8.5 Automatic Data Preparation

Oracle Machine Learning for Python supports Automatic Data Preparation (ADP) and user-directed general data preparation.

The PREP_* settings enable you to request fully automated (ADP) or manual data preparation. By default, ADP is enabled (PREP_AUTO_ON) . When performed manually, data preparation requirements of each algorithm must be addressed

When you enable ADP, the model uses heuristics to transform the build data according to the requirements of the algorithm. Instead of ADP, you can request that the data be shifted and/or scaled with the PREP_SCALE_* and PREP_SHIFT_* settings. The transformation instructions are stored with the model and reused whenever the model is applied. The model settings can be viewed in USER_MINING_MODEL_SETTINGS.

PREP_* Settings

The values for the PREP_* settings are described in the following table.

Table 8-2 title

Setting Name Setting Value Description
PREP_AUTO

PREP_AUTO_ON

PREP_AUTO_OFF

This setting enables fully automated data preparation.

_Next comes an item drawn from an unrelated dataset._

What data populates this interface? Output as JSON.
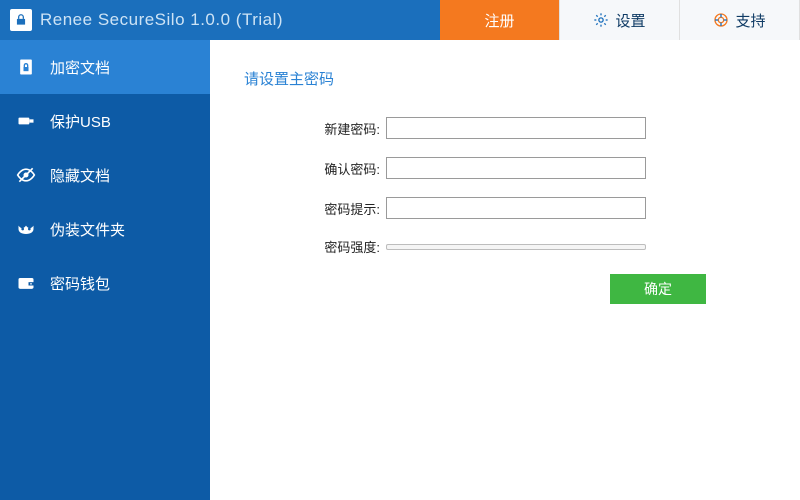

The default is PREP_AUTO_ON.

PREP_SCALE_2DNUM

PREP_SCALE_STDDEV

PREP_SCALE_RANGE

This setting enables scaling data preparation for two-dimensional numeric columns. PREP_AUTO must be OFF for this setting to take effect. The following are the possible values.

PREP_SCALE_STDDEV: A request to divide the column values by the standard deviation of the column and is often provided together with PREP_SHIFT_MEAN to yield z-score normalization.

PREP_SCALE_RANGE: A request to divide the column values by the range of values and is often provided together with PREP_SHIFT_MIN to yield a range of [0,1].

PREP_SCALE_NNUM

PREP_SCALE_MAXABS

This setting enables scaling data preparation for nested numeric columns. PREP_AUTO must be OFF for this setting to take effect. If specified, then the valid value for this setting is PREP_SCALE_MAXABS, which yields data in the range of [-1,1].

PREP_SHIFT_2DNUM

PREP_SHIFT_MEAN

PREP_SHIFT_MIN

This setting enables centering data preparation for two-dimensional numeric columns. PREP_AUTO must be OFF for this setting to take effect. The following are the possible values:

PREP_SHIFT_MEAN: Results in subtracting the average of the column from each value.

PREP_SHIFT_MIN: Results in subtracting the minimum of the column from each value.